Em relação à campanha de 2006, Mônica disse que foi recebido um total aproximado de R$ 18 milhões, sendo cerca de "mais ou menos R$ 10 milhões em caixa dois e R$ 8 milhões em [doação] oficial". 

Foto: Reprodução/Polícia Federal
Documento da Polícia Federal mostra fotos de Lula com engenheiro da OAS no sítio da OAS

De acordo com a acusação do Ministério Público Federal (MPF), o montante de R$ 150 mil usado nas reformas do sítio em Atibaia seria "proveniente de crimes de gestão fraudulenta, fraude a licitação e corrupção no contexto da contratação para a operação da sonda Vitória 10.000 da Schahin pela Petrobras".

A defesa do petista nega as acusações e alega que a denúncia oferecida pelo MPF mostra "desesperada tentativa para justificar à sociedade a perseguição imposta ao ex-presidente nos últimos dois anos, com acusações frívolas e com objetivo de perseguição política".

No fim de janeiro, o Tribunal Regional Federal da 4ª Região (TRF-4), em Porto Alegre,  rejeitou pedido dos advogados do ex-presidente para afastar o juiz Sérgio Moro do caso.

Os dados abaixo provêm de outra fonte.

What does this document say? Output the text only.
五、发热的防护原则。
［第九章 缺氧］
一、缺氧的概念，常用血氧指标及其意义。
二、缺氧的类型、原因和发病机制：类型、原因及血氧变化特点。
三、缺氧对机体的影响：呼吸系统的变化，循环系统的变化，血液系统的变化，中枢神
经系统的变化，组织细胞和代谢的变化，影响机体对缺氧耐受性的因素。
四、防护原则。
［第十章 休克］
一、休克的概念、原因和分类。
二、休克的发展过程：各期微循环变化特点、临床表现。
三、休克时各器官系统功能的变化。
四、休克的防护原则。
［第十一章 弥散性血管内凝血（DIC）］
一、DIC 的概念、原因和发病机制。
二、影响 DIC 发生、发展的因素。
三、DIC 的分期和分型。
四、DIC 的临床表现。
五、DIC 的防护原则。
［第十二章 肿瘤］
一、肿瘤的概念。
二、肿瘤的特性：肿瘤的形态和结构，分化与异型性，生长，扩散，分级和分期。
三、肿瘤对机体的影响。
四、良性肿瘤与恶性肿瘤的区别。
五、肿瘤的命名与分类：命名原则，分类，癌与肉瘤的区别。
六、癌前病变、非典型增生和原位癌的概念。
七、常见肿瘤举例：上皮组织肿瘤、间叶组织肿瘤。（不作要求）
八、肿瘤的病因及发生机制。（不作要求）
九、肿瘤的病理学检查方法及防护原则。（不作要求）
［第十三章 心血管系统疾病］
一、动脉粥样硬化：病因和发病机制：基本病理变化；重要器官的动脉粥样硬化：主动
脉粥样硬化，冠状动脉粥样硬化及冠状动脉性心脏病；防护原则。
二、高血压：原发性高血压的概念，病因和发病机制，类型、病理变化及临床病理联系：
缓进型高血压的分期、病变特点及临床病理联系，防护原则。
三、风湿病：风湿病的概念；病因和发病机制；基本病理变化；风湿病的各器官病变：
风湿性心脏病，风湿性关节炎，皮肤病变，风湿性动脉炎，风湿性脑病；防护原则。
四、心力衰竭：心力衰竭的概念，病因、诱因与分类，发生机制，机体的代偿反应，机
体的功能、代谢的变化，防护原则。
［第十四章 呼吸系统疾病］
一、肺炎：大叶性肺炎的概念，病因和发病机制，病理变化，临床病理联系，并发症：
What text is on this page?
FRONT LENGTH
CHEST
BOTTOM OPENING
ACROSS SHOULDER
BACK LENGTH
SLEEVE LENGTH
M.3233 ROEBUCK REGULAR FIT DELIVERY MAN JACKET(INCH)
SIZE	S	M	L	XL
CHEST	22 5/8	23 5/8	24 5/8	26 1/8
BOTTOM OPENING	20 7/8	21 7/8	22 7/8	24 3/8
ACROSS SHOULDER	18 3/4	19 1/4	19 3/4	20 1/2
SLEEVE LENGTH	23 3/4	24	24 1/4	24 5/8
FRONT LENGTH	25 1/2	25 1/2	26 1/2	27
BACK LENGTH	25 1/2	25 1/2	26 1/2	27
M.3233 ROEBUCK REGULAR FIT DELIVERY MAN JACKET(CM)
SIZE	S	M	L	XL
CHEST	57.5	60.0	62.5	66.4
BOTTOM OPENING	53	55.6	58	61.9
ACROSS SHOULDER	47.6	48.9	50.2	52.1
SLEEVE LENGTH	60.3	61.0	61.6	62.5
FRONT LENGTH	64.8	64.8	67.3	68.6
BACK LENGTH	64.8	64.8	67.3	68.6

Além das três pessoas ouvidas hoje, o juiz de Curitiba terá audiências com outras 19 testemunhas de acusação até o fim deste mês. Entre elas estão o ex-senador Delcídio do Amaral e os ex-diretores da Petrobras Nestor Cerveró e Paulo Roberto Costa.

Lula réu

Além desse processo sobre o sítio de Atibaia, Lula responde ainda a outras seis ações penais. Em uma delas, a do caso tríplex, o ex-presidente já foi condenado em segunda instância a cumprir 12 anos e 1 mês de prisão . Ainda cabe recurso à última instância da Justiça, no Superior Tribunal de Justiça (STJ) ou até mesmo no Supremo Tribunal Federal (STF).

O petista também responde a mais um processo em Curitiba e a outras quatro ações penais na Justiça Federal em Brasília. No Paraná, Lula é réu em ação sobre propina da Odebrecht mediante à compra de um terreno para o Instituto Lula e de um apartamento em São Bernardo do Campo (SP) – além do caso do sítio.

Já na capital federal, o ex-presidente responde por suposto crime de tráfico de influência no BNDES para favorecer a Odebrecht, por suposta tentativa de obstrução à Justiça no episódio que levou o ex-senador Delcídio do Amaral à prisão, por tráfico de influência na compra de caças suecos da Saab e por supostamente ter favorecido montadoras com a edição de medida provisória em 2009. Lula nega todas as acusações.